The ownership question.
A hire owns the system as long as they work for the company. When they leave, and senior AI talent turns over at high rates, the institutional knowledge walks out with them. The operator is left with a system they cannot maintain, documentation that decays, and a second hiring cycle before the function is operational again.
A commissioned build is owned by the operator at handoff, unconditionally. The code is not dependent on the consulting firm's continued involvement. The operator's team learns to run it during the build; the transfer session is not a formality but a genuine operating hand-off with the operator's staff at the keyboard. If the consulting firm closes tomorrow, the system continues to run.

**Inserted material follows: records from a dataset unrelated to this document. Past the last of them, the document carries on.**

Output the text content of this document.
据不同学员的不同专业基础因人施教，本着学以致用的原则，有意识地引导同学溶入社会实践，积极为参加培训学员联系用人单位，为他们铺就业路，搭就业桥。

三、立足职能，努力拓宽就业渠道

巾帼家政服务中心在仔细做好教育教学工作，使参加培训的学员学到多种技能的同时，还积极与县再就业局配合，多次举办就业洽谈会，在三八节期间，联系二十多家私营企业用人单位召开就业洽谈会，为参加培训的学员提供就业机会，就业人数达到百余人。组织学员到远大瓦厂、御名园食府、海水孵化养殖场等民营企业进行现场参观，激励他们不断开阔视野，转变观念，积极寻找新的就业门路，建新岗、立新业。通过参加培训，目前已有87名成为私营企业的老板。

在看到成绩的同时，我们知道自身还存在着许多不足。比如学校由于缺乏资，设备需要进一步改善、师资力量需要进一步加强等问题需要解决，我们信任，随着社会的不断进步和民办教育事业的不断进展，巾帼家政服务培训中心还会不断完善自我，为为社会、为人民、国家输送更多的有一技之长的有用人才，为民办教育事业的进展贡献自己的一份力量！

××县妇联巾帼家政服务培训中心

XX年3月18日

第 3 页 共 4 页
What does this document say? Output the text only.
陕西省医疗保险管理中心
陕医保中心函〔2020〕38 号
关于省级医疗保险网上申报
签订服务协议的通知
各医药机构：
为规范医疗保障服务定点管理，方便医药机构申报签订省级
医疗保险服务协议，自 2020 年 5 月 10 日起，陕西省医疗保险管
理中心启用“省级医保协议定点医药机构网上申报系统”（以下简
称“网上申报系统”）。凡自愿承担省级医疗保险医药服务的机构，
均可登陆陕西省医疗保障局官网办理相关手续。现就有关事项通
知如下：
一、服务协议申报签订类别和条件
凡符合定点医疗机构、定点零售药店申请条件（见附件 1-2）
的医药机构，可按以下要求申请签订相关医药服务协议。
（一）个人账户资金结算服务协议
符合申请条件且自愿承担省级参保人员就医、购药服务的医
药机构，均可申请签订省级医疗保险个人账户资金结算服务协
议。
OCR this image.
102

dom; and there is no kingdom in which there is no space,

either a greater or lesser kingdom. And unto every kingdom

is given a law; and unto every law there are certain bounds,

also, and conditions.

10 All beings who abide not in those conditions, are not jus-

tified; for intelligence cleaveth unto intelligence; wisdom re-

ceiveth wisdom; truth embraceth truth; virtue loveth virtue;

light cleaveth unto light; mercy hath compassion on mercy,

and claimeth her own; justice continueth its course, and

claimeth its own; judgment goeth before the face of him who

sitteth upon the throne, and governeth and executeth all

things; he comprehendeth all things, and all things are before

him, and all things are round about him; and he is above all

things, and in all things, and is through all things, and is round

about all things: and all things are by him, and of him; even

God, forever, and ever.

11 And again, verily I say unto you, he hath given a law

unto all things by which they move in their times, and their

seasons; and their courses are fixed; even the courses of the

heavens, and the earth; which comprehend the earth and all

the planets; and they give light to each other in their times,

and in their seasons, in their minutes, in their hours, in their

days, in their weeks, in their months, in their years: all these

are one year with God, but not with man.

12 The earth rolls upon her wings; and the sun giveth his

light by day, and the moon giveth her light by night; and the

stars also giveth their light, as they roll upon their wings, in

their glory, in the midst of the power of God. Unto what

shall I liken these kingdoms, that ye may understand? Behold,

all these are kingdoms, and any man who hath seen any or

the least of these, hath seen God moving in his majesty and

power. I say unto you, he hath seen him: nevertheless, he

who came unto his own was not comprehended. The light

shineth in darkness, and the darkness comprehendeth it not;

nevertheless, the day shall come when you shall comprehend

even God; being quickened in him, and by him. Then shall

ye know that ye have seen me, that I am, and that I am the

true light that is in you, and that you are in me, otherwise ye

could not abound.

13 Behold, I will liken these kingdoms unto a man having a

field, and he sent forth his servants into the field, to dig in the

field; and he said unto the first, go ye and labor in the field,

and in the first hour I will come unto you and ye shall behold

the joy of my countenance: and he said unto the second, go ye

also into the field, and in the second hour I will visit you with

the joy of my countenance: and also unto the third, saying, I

This distinction matters most in the $8M-$50M band because those operators do not have the deep bench to absorb a key-person departure gracefully. The hire is a single point of failure. The commission is a system with documentation, committed to the operator's version control, legible to any competent engineer they bring in later.
When the hire is the right answer.
The in-house hire wins in three situations. First: the operator has a defined, multi-year backlog of AI work and enough internal technical staff to keep the hire occupied. A $5M runway across four years of AI build is the minimum threshold where an internal function pays back the overhead. Second: the operator is large enough that the strategy-build separation makes sense. Above $100M revenue, a fractional operator model breaks down because the scope is too wide. Third: a commission has already shipped, the system is running, and the operator knows exactly what the internal owner role should do. The hire comes in to own the systems that already exist, not to discover what to build.
None of those three situations describes the typical $15M-$45M company with one named AI constraint and a budget that was just approved for the first time. That operator is hiring into undefined work, competing with companies that can pay more, and committing to $200K+ annually before the first system is in production.
The sequence that works.
The pattern across mid-market operators who have done this well: commission first, hire after the first system ships. The commission defines the constraint, produces a working system, and generates the vocabulary the operator needs to evaluate AI work internally. The internal hire that comes after knows on day one what they own, what is already working, and what the business has been willing to pay for. That hire ramps in weeks instead of months. The backlog they inherit is real.
Operators who hire first and commission later have a harder path. The hire spends months in discovery that a commission would have completed in a diagnosis call. The systems they build are internally owned from the start, which sounds like a win, but without the commissioning discipline around scoping and constraint-naming, they often build to the hire's skills rather than the operator's constraint. The systems that result are technically correct and operationally misfit.
The honest exception.
There are operators for whom neither path is right this quarter. If the operator cannot name a workflow where time or money is leaking measurably, neither a hire nor a commission will solve the problem. The constraint has to exist before either execution path can address it. The right move in that case is a shorter diagnostic engagement: a structured look at the business's workflows, a ranked list of the constraints that AI could address, and a decision point. Some operators run that internally; some pay for outside help to accelerate it. Either way, the spend is much smaller than a commission or a hire, and the output is a clear scope for whatever comes next.